Sicuramente un percorso professionale di
tutto rilievo, in cui si contemperano capacità scientifiche e capacità manageriali
con una spruzzatina di entratura politica che non fa male.
Ma
la cosa più singolare è che la neo-assessora “grillina” prima di approdare
nella città eterna è stata assessora all'Ambiente e Città sostenibile a Reggio
Emilia (2004-2009) e successivamente assessora ai Parchi storici e Decrescita
del Comune di Genova (2009-2012), tutte e due le volte per conto del PD. Una cosa davvero singolare per più motivi.
Il
primo è che i grillini, di cui apprezziamo quantomeno il grado di novità, hanno
sempre proclamato ai quattro venti di non voler spartire nemmeno un’unghia con
chi aveva fatto politica prima del loro anno zero. Evidentemente hanno cambiato
opinione, a meno che non si consideri l’incarico di assessore in un comune alla
stregua di un incarico professionale, cosa che non è.
Il
secondo è che una volta gli assessori, oltre che per competenza si sceglievano
sulla base di un’appartenenza politica. Sarebbe stato complicato, un tempo, vedere
un assessore del MSI in una giunta targata PCI. Tempi passati direbbe qualcuno,
tempi dove predominava l’ideologia, oggi che destra e sinistra sono intercambiabili,
anche i posti riservati alla politica diventano convertibili. Se le cose stanno così è bene dirlo prima
delle elezioni, così, prima di votare ci informeremo sulle competenze professionali dei candidati. A
questo punto ritorna d’attualità la
nostra richiesta che gli amministratori locali
presentino alla gente il proprio curriculum vitae.

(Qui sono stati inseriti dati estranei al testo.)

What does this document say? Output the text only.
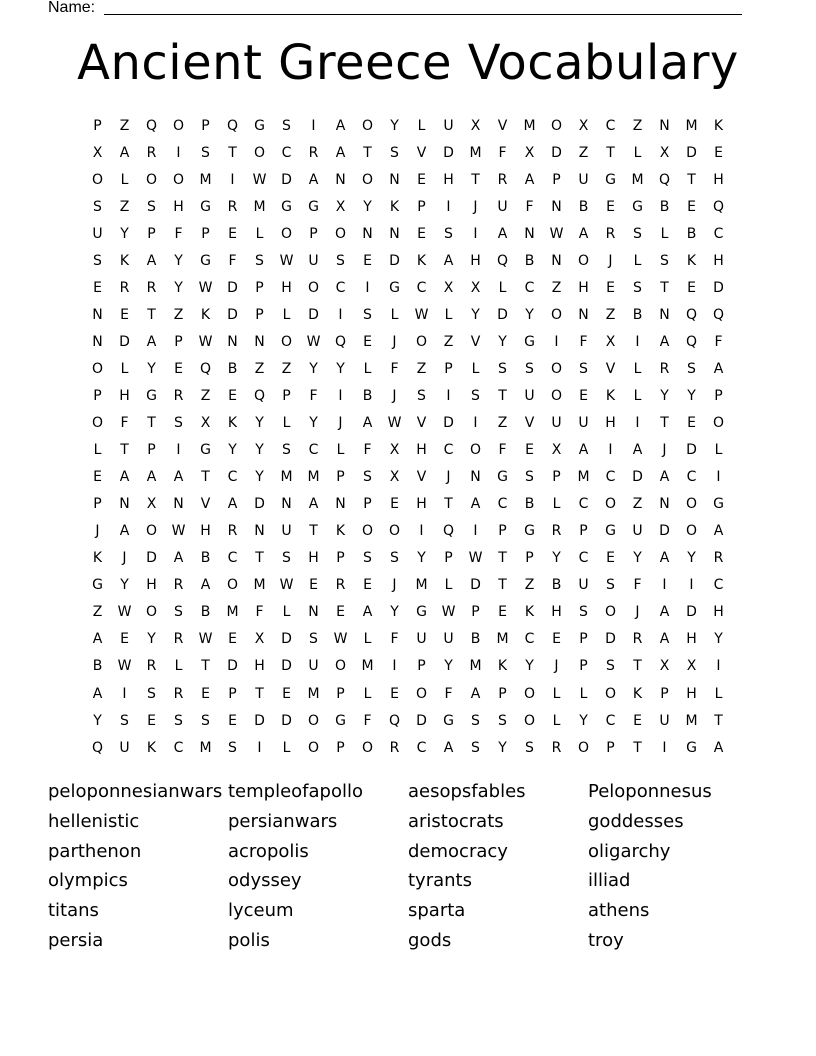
Name:
Ancient Greece Vocabulary
P	Z	Q	O	P	Q	G	S	I	A	O	Y	L	U	X	V	M	O	X	C	Z	N	M	K
X	A	R	I	S	T	O	C	R	A	T	S	V	D	M	F	X	D	Z	T	L	X	D	E
O	L	O	O	M	I	W	D	A	N	O	N	E	H	T	R	A	P	U	G	M	Q	T	H
S	Z	S	H	G	R	M	G	G	X	Y	K	P	I	J	U	F	N	B	E	G	B	E	Q
U	Y	P	F	P	E	L	O	P	O	N	N	E	S	I	A	N	W	A	R	S	L	B	C
S	K	A	Y	G	F	S	W	U	S	E	D	K	A	H	Q	B	N	O	J	L	S	K	H
E	R	R	Y	W	D	P	H	O	C	I	G	C	X	X	L	C	Z	H	E	S	T	E	D
N	E	T	Z	K	D	P	L	D	I	S	L	W	L	Y	D	Y	O	N	Z	B	N	Q	Q
N	D	A	P	W	N	N	O	W	Q	E	J	O	Z	V	Y	G	I	F	X	I	A	Q	F
O	L	Y	E	Q	B	Z	Z	Y	Y	L	F	Z	P	L	S	S	O	S	V	L	R	S	A
P	H	G	R	Z	E	Q	P	F	I	B	J	S	I	S	T	U	O	E	K	L	Y	Y	P
O	F	T	S	X	K	Y	L	Y	J	A	W	V	D	I	Z	V	U	U	H	I	T	E	O
L	T	P	I	G	Y	Y	S	C	L	F	X	H	C	O	F	E	X	A	I	A	J	D	L
E	A	A	A	T	C	Y	M	M	P	S	X	V	J	N	G	S	P	M	C	D	A	C	I
P	N	X	N	V	A	D	N	A	N	P	E	H	T	A	C	B	L	C	O	Z	N	O	G
J	A	O	W	H	R	N	U	T	K	O	O	I	Q	I	P	G	R	P	G	U	D	O	A
K	J	D	A	B	C	T	S	H	P	S	S	Y	P	W	T	P	Y	C	E	Y	A	Y	R
G	Y	H	R	A	O	M	W	E	R	E	J	M	L	D	T	Z	B	U	S	F	I	I	C
Z	W	O	S	B	M	F	L	N	E	A	Y	G	W	P	E	K	H	S	O	J	A	D	H
A	E	Y	R	W	E	X	D	S	W	L	F	U	U	B	M	C	E	P	D	R	A	H	Y
B	W	R	L	T	D	H	D	U	O	M	I	P	Y	M	K	Y	J	P	S	T	X	X	I
A	I	S	R	E	P	T	E	M	P	L	E	O	F	A	P	O	L	L	O	K	P	H	L
Y	S	E	S	S	E	D	D	O	G	F	Q	D	G	S	S	O	L	Y	C	E	U	M	T
Q	U	K	C	M	S	I	L	O	P	O	R	C	A	S	Y	S	R	O	P	T	I	G	A
peloponnesianwars templeofapollo	aesopsfables	Peloponnesus
hellenistic	persianwars	aristocrats	goddesses
parthenon	acropolis	democracy	oligarchy
olympics	odyssey	tyrants	illiad
titans	lyceum	sparta	athens
persia	polis	gods	troy
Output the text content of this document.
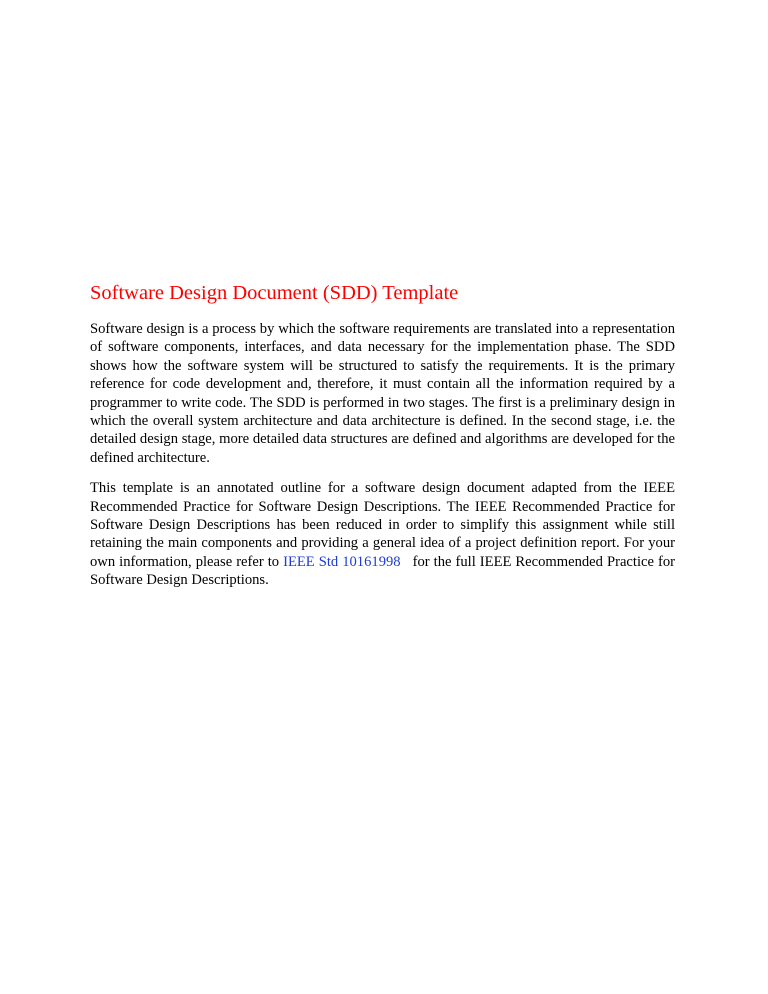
Software Design Document (SDD) Template

Software design is a process by which the software requirements are translated into a representation of software components, interfaces, and data necessary for the implementation phase. The SDD shows how the software system will be structured to satisfy the requirements. It is the primary reference for code development and, therefore, it must contain all the information required by a programmer to write code. The SDD is performed in two stages. The first is a preliminary design in which the overall system architecture and data architecture is defined. In the second stage, i.e. the detailed design stage, more detailed data structures are defined and algorithms are developed for the defined architecture.

This template is an annotated outline for a software design document adapted from the IEEE Recommended Practice for Software Design Descriptions. The IEEE Recommended Practice for Software Design Descriptions has been reduced in order to simplify this assignment while still retaining the main components and providing a general idea of a project definition report. For your own information, please refer to IEEE Std 10161998 for the full IEEE Recommended Practice for Software Design Descriptions.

Sarebbe una cosa parecchio interessante perché,
almeno dalle nostre parti, ne vedremmo delle belle. Pochi professori
universitari e molti nullafacenti che
hanno trovato un modo per sbarcare il lunario.
Terzo,
nei tempi in cui le cose andavano secondo una logica, gli assessori si sceglievano anche in base al luogo.
Difficile pensare che uno di Palermo prendesse l’aereo per fare l’assessore
a Milano. Oggi invece si prendono dove capita, come se il legame con il
territorio, con la storia, con la gente non contasse un fico secco. Dopo i pastori
erranti, di leopardiana memoria, ci inventeremo gli assessori erranti o se
preferite nomadi che vanno dove c’è erba da brucare.
A
questo punto si aprono prospettive inedite: visto che anche i pentastellati hanno rotto un tabù, si potrà proporre un registro
degli ex amministratori così che i neo sindaci, spesso a corto di idee oltre che
di personale capace, potranno attingere a piene mani da questo albo, mandando a quel paese l’appartenenza
politica, la storia personale, la residenza. Quello che conta è far
girare la giostra, se poi i giostrai
arrivano da lontano vuol dire che dormiranno nel carrozzone.